DESIGN OF EXPERIMENTS
Design of Experiments
CASE STUDY
Link: DOE Case Study
where,
Factor A: Diameter of bowl (cm)
Factor B: Microwaving time (mins)
Factor C: Power (%)
Admin no.: 2135474
a. Full Factorial Data Analysis (Case Study)
For Full Factorial data analysis, two factors are said to interact with each other if the effect of one factor on the response variable is different at different levels of the other factor.
Taking the interaction effect of A x B as an example, the effect of diameter of bowls, at low microwaving time, 0.415 (increase), is different from the effect of diameter of bowls at high microwaving time, -0.71 (decrease).
Effect of each factors
When microwaving time increases from 4 mins to 6 mins, the mass of bullets formed decreases from 2.14 g to 1.385 g.
When power increases from 75% to 100%, the mass of bullets formed decreases from 2.84 g to 0.6875 g.
From the interaction effect of A x B, the gradient of both lines are different. At low B, gradient is positive. At high B, gradient is negative. Hence there is significant interaction between factors A & B.
From the interaction effect of Bx C, the gradients of both lines are negative and are of different values. Hence, there is significant interaction between factors B & C.
Conclusion:
From the Full Factorial data analysis, Factor B is the most significant followed by A and C. Since B produces more significant interaction with the other two factors, hence, it is the most significant factor.
b. Fractional Factorial data analysis (Case Study)
For Fractional Factorial data analysis, I selected runs 2, 3, 4 and 5 as all the factors, both high and low, occur the same number of times and is said to be orthogonal.
When diameter of bowl increases from 10 cm to 15 cm, the mass of bullets formed decreases from 0.87 g to 0.6725 g.
When microwaving time increases from 4 mins to 6 mins, the mass of bullets formed increases from 0.42 g to 1.12 g.
When power increases from 75% to 100%, the mass of bullets formed decreases from 1.12 g to 0.4225 g.
Conclusion:
From the Fractional Factorial data analysis, factor C is the most significant factor because it has the largest difference in values from the lowest to highest followed by factor B and factor A which is the least significant factor.
PRACTICAL
Link: Practical Excel Sheet
In this practical, my team and I were tasked to investigate the launch of projectile using a catapult. The three factors identified which affects the distance the projectile travelled are:
1. Arm length (cm)
2. Projectile weight (g)
3. Stop angle (°)
64 runs were carried out during the practical and the measured variable is the distance the projectile travelled. The independent variables are as follows:
Factor A: Arm length (cm)
Factor B: Projectile weight (g)
Factor C: Stop Angle (°)
a. Full Factorial data analysis (Practical)

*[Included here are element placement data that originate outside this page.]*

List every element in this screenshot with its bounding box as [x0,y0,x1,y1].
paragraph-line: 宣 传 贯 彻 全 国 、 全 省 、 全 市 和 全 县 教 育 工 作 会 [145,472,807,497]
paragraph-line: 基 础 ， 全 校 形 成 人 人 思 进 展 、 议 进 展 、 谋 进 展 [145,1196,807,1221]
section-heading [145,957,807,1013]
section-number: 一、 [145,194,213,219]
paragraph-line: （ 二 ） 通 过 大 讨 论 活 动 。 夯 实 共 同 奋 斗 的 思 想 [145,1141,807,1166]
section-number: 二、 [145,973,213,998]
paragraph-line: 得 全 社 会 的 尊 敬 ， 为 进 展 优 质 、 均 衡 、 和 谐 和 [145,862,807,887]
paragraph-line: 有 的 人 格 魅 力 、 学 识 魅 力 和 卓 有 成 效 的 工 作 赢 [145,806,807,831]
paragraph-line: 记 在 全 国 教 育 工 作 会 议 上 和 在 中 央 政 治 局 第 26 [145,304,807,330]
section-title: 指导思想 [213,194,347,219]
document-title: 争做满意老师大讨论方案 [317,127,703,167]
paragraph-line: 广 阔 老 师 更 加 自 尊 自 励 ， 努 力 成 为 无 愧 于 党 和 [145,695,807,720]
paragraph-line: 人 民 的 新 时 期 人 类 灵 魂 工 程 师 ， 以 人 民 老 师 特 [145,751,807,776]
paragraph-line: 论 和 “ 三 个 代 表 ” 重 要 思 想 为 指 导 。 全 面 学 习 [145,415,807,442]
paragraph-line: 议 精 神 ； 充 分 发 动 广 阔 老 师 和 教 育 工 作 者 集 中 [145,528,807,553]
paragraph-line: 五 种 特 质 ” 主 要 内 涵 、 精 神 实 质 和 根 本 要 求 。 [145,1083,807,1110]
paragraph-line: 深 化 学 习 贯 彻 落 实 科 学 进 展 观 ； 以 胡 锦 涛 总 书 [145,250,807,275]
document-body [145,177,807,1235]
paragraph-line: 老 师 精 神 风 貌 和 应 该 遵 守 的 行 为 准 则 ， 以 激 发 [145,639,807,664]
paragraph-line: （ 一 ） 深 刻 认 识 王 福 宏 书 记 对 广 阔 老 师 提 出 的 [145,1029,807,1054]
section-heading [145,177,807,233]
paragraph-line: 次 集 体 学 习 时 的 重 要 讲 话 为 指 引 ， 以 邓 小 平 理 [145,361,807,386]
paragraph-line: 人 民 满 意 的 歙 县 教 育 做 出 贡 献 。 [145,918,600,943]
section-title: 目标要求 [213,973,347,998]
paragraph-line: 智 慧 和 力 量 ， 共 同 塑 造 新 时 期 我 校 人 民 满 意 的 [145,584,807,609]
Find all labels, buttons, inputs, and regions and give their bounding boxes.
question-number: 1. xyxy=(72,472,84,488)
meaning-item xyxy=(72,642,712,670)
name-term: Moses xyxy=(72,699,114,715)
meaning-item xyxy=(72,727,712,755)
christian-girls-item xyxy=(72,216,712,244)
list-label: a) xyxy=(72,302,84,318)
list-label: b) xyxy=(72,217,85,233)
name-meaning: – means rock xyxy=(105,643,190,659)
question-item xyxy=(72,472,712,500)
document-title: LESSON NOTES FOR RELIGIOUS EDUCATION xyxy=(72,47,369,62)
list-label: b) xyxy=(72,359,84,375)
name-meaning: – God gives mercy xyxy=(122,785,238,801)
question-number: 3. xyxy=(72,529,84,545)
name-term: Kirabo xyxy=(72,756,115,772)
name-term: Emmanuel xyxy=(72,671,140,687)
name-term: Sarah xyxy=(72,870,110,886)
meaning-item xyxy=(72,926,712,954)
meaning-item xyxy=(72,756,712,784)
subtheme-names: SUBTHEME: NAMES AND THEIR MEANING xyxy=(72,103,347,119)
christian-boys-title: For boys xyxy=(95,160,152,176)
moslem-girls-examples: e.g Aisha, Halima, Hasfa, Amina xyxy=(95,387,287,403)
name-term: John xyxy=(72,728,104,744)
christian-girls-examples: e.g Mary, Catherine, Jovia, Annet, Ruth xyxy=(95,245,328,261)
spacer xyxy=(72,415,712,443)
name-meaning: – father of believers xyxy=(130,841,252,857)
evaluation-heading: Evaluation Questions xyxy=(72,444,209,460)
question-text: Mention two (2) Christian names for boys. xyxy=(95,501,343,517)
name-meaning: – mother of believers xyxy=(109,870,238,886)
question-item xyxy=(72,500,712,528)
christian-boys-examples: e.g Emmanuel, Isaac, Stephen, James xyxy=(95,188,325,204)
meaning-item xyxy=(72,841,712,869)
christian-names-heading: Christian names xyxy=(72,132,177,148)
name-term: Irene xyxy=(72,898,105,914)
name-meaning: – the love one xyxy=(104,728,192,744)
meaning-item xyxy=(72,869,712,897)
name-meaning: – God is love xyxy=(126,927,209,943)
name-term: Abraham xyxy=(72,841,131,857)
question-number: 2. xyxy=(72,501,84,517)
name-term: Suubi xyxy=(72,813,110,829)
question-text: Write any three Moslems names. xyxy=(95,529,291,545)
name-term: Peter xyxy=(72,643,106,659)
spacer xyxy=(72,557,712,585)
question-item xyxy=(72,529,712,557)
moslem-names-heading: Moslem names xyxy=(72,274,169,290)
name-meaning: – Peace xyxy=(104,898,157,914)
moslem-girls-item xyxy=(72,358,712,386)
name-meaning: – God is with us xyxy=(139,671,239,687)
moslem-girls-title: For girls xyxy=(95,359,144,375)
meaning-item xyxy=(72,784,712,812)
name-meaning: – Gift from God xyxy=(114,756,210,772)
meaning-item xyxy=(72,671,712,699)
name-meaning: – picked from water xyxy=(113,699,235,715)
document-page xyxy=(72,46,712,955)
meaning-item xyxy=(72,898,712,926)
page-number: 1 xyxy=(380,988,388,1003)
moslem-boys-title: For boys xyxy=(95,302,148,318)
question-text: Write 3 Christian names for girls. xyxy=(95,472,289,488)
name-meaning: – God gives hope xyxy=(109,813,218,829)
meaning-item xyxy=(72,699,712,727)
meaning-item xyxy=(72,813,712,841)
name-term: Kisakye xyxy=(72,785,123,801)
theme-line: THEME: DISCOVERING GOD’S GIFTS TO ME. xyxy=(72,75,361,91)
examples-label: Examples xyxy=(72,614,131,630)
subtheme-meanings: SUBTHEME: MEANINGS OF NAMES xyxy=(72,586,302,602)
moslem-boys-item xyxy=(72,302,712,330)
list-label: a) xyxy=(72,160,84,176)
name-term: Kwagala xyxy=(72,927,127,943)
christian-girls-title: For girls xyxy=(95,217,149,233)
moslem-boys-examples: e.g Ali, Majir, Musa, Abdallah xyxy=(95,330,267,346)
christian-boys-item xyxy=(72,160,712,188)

From the interaction effect of A x B, the gradient of both lines are negative and are of different values. Hence there is significant interaction between factors A & B.
From the interaction effect of A x C, the gradient of both lines are different. At low C, gradient is negative. At high C, gradient is positive. Hence there is significant interaction between factors A & C.
From the interaction effect of B x C, the gradient of both lines are different. At low C, gradient is negative. At high C, gradient is positive. Hence there is significant interaction between factors A & B. However, as both lines are almost parallel, the interaction is small.
b. Fractional Factorial data analysis (Practical)
For Fractional Factorial data analysis, the team selected runs 1, 2, 3 and 4 as all the factors, both high and low, occur the same number of times and is said to be orthogonal.
When arm length increases from 22.5 cm to 28 cm, the projectile distance decreases from 171.7 cm to 137.4 cm.
When projectile weight increases from 0.87 g to 2.01 g, the projectile distance increases from 134.4 cm to 174.7 cm.
When stop angle increases from 60° to 90°, the projectile distance decreases from 208.3 cm to 100.85 cm.
Conclusion:
From the Fractional Factorial data analysis, factor C is the most significant factor because it has the largest difference in values from the lowest to highest followed by factor B and factor A which is the least significant factor.